Blain's Morning Porridge, submitted by Bill Blain of Mint Partners
It’s a US holiday and markets will be thin through today. To show my solidarity with our American cousins, I’m off for a proper lunch with clients in the West End and Malbec rules* will probably apply.
What happened in China this morning? Stocks down sharply (the steepest decline this year), on the back of rising inflation worries. Dong! – that strikes a chord. It seems yesterday’s Porridge – dealing with the threat of an inflation shock – was perfectly timed. Suddenly everyone is waking up to the I-threat.
China is in sharp focus – bond yields keep climbing despite the PBOC injecting liquidity. My colleague Ara Levonian downstairs on the BGC floor points out we’ve got over $1 trillion of Chinese corporate debt coming up for refinancing next year. Put all the clues together: an inflationary environment, supply-side policies driving up wages and inflation, rising rates, and a large number of highly geared companies facing rate risk?
Do you think it might end up messy? (Messy? Yes, but terminal probably not.. the Chinese can press the money spigot again and again.)
And how different is the US? That’s why I’m watching the high-yield market – that’s where the bond supernova is going to erupt. Just like the next Icelandic volcano we can feel the high-yield market spluttering beneath our feet as an ominous cloud of steam rises above the glacier….
I wonder if I should send the Fed a “No-S*it Sherlock” award for pointing out in the FOMC minutes that signals confirmed a “potential build-up of financial imbalances”. A December hike is pretty much nailed on.

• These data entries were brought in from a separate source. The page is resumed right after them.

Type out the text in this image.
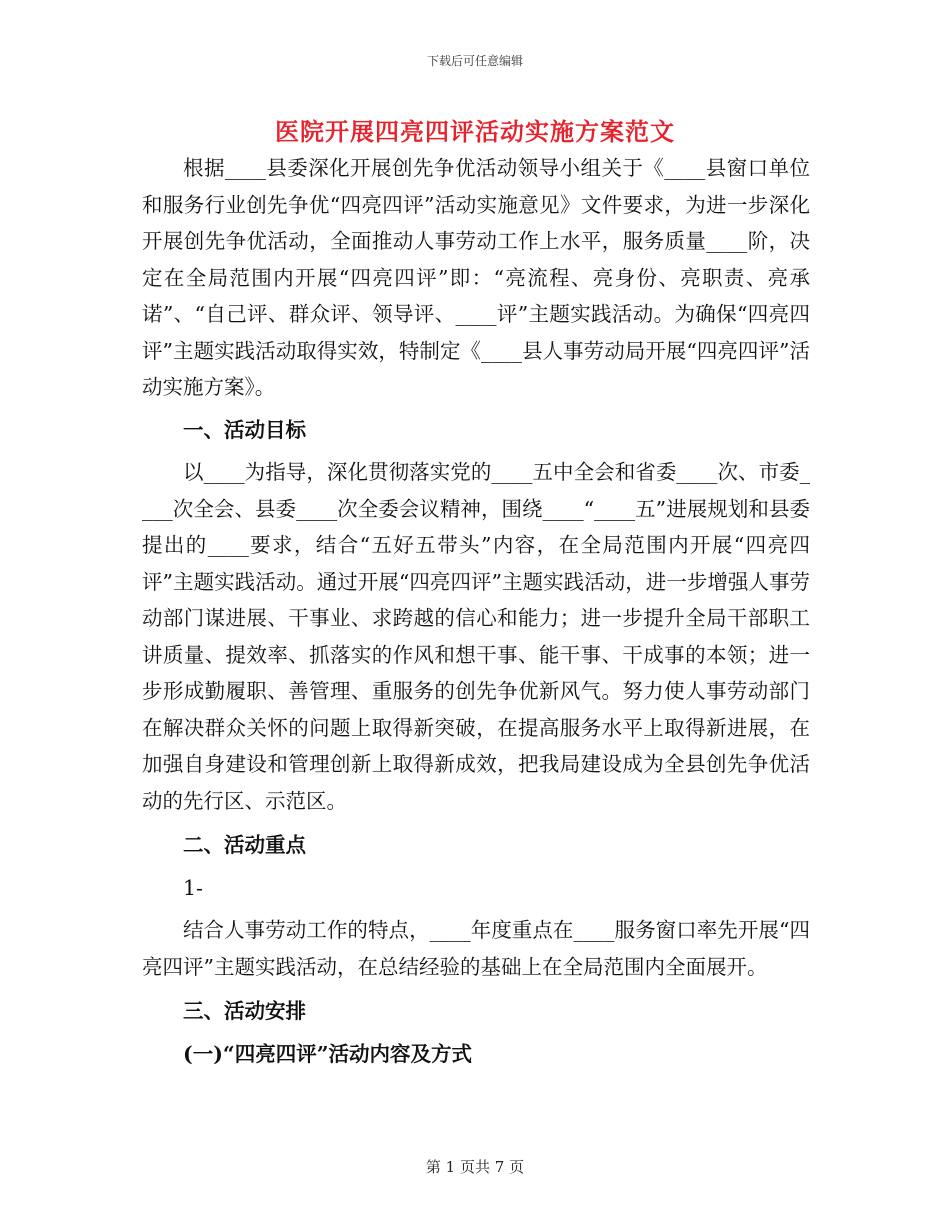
下载后可任意编辑
医院开展四亮四评活动实施方案范文

根据____县委深化开展创先争优活动领导小组关于《____县窗口单位和服务行业创先争优“四亮四评”活动实施意见》文件要求，为进一步深化开展创先争优活动，全面推动人事劳动工作上水平，服务质量____阶，决定在全局范围内开展“四亮四评”即：“亮流程、亮身份、亮职责、亮承诺”、“自己评、群众评、领导评、____评”主题实践活动。为确保“四亮四评”主题实践活动取得实效，特制定《____县人事劳动局开展“四亮四评”活动实施方案》。

一、活动目标

以____为指导，深化贯彻落实党的____五中全会和省委____次、市委____次全会、县委____次全委会议精神，围绕____“____五”进展规划和县委提出的____要求，结合“五好五带头”内容，在全局范围内开展“四亮四评”主题实践活动。通过开展“四亮四评”主题实践活动，进一步增强人事劳动部门谋进展、干事业、求跨越的信心和能力；进一步提升全局干部职工讲质量、提效率、抓落实的作风和想干事、能干事、干成事的本领；进一步形成勤履职、善管理、重服务的创先争优新风气。努力使人事劳动部门在解决群众关怀的问题上取得新突破，在提高服务水平上取得新进展，在加强自身建设和管理创新上取得新成效，把我局建设成为全县创先争优活动的先行区、示范区。

二、活动重点

1-

结合人事劳动工作的特点，____年度重点在____服务窗口率先开展“四亮四评”主题实践活动，在总结经验的基础上在全局范围内全面展开。

三、活动安排

(一)“四亮四评”活动内容及方式

第 1 页共 7 页
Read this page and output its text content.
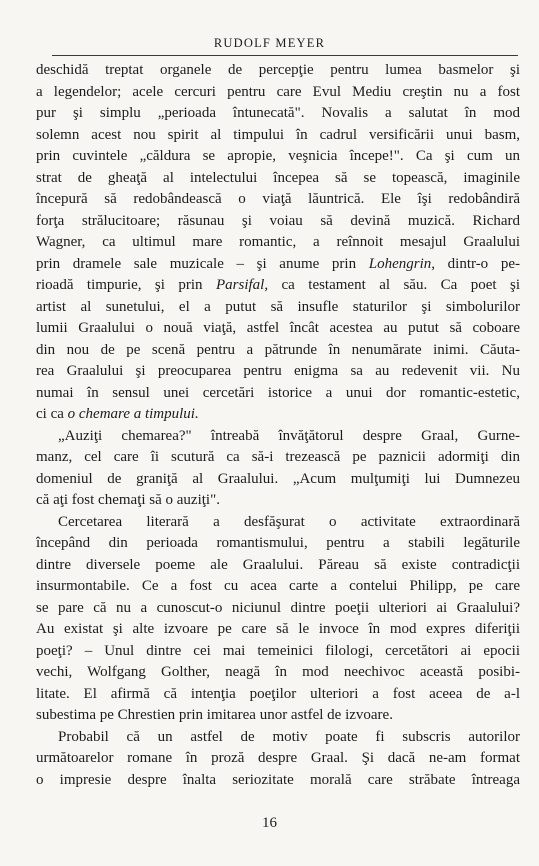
RUDOLF MEYER
deschidă treptat organele de percepţie pentru lumea basmelor şi
a legendelor; acele cercuri pentru care Evul Mediu creştin nu a fost
pur şi simplu „perioada întunecată". Novalis a salutat în mod
solemn acest nou spirit al timpului în cadrul versificării unui basm,
prin cuvintele „căldura se apropie, veşnicia începe!". Ca şi cum un
strat de gheaţă al intelectului începea să se topească, imaginile
începură să redobândească o viaţă lăuntrică. Ele îşi redobândiră
forţa strălucitoare; răsunau şi voiau să devină muzică. Richard
Wagner, ca ultimul mare romantic, a reînnoit mesajul Graalului
prin dramele sale muzicale – şi anume prin Lohengrin, dintr-o pe-
rioadă timpurie, şi prin Parsifal, ca testament al său. Ca poet şi
artist al sunetului, el a putut să insufle staturilor şi simbolurilor
lumii Graalului o nouă viaţă, astfel încât acestea au putut să coboare
din nou de pe scenă pentru a pătrunde în nenumărate inimi. Căuta-
rea Graalului şi preocuparea pentru enigma sa au redevenit vii. Nu
numai în sensul unei cercetări istorice a unui dor romantic-estetic,
ci ca o chemare a timpului.
„Auziţi chemarea?" întreabă învăţătorul despre Graal, Gurne-
manz, cel care îi scutură ca să-i trezească pe paznicii adormiţi din
domeniul de graniţă al Graalului. „Acum mulţumiţi lui Dumnezeu
că aţi fost chemaţi să o auziţi".
Cercetarea literară a desfăşurat o activitate extraordinară
începând din perioada romantismului, pentru a stabili legăturile
dintre diversele poeme ale Graalului. Păreau să existe contradicţii
insurmontabile. Ce a fost cu acea carte a contelui Philipp, pe care
se pare că nu a cunoscut-o niciunul dintre poeţii ulteriori ai Graalului?
Au existat şi alte izvoare pe care să le invoce în mod expres diferiţii
poeţi? – Unul dintre cei mai temeinici filologi, cercetători ai epocii
vechi, Wolfgang Golther, neagă în mod neechivoc această posibi-
litate. El afirmă că intenţia poeţilor ulteriori a fost aceea de a-l
subestima pe Chrestien prin imitarea unor astfel de izvoare.
Probabil că un astfel de motiv poate fi subscris autorilor
următoarelor romane în proză despre Graal. Şi dacă ne-am format
o impresie despre înalta seriozitate morală care străbate întreaga
16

On the inflation theme, I got an absolutely classic email y’day from a reader whom I don’t actually know, but had picked up my comments on some financial wire. Thank’s Geoff! His thesis is the global authorities have been spinning us a line when it comes to inflation – pointing out in 1971 it would have taken a low wage worker 2 hours and 10 mins to afford a ticket to the then new Disneyland. Disney prices have experienced 8% y-o-y inflation since the park opened. The same ticket will now require 7 hours and 20 mins work – and they are still playing that damn tune. (The lyrics would almost be profound if the tune wasn’t so inane!)
Geoff went on to point out: “The Indians shamefacedly admit their inflation is 9-13% - they are the only honest country on the planet!”
Meanwhile, in a galaxy far far away…
The big talking point on the UK budget was housing – and the laudable efforts of the government to try to solve the housing problem. There are actually a whole series of problems including supply and affordability.
I suspect cutting stamp duty to help first time buyers will simply drive up prices in the starter home sector. And £300k is still a hell-of-an-ask for millennials looking to get on the housing ladder. Unless Daddy is very successful banker or you just inherited some dosh – where is average millennial going to find a £60k deposit?
Alongside the “Help to Buy” schemes, is it time to tweak property lending rules at the banks perhaps? Some of the decision making in property lending defies belief. I have a chum who has been paying her mortgage off without any stress after she and her partner split a few years back. After completing all the legals and getting everything signed, she’s gone to her bank to put the mortgage in her sole name. The bank told her she had to remortgage –so she applied and guess what – despite having no arrears and a good credit score, the bank have turned her down. What is she now supposed to do? It’s just stoopid.
We speak to a large number of property professionals. Knight Frank is part of our parent company group. Developers, specialised commercial and resi lenders, real money property teams, housing associations and builders are all on our regular call list. The real issue most of them reference when discussing the UK housing market and the dearth of new builds are the blockages in the system – especially the planning process.
Every single professional I’ve spoken to in the UK housing sector complains about the planning process – not necessarily that it’s too restrictive, but that it’s just too damn slow and not-fit-for-purpose.
I’ve some experience in this – we submitted plans to our council for pre-planning advice three months ago, and our architect got told this week the team still hadn’t had time to consider them. We’re hoping to develop our home because the stamp duty we’d have to pay to buy a step-up property is just stupid money!
No comment tomorrow – I’m speaking at a breakfast organised by Heriot-Watt University – which spent the early 80’s attempting to educate me. I’m looking forward to it immensely. I shall be reminding the audience of the very first thing Professor Keith Lumsden said at my very first economics lecture in 1980: “Economics is the study of horror comics, switchblade knives and pornographic literature.” Dang, but he was right!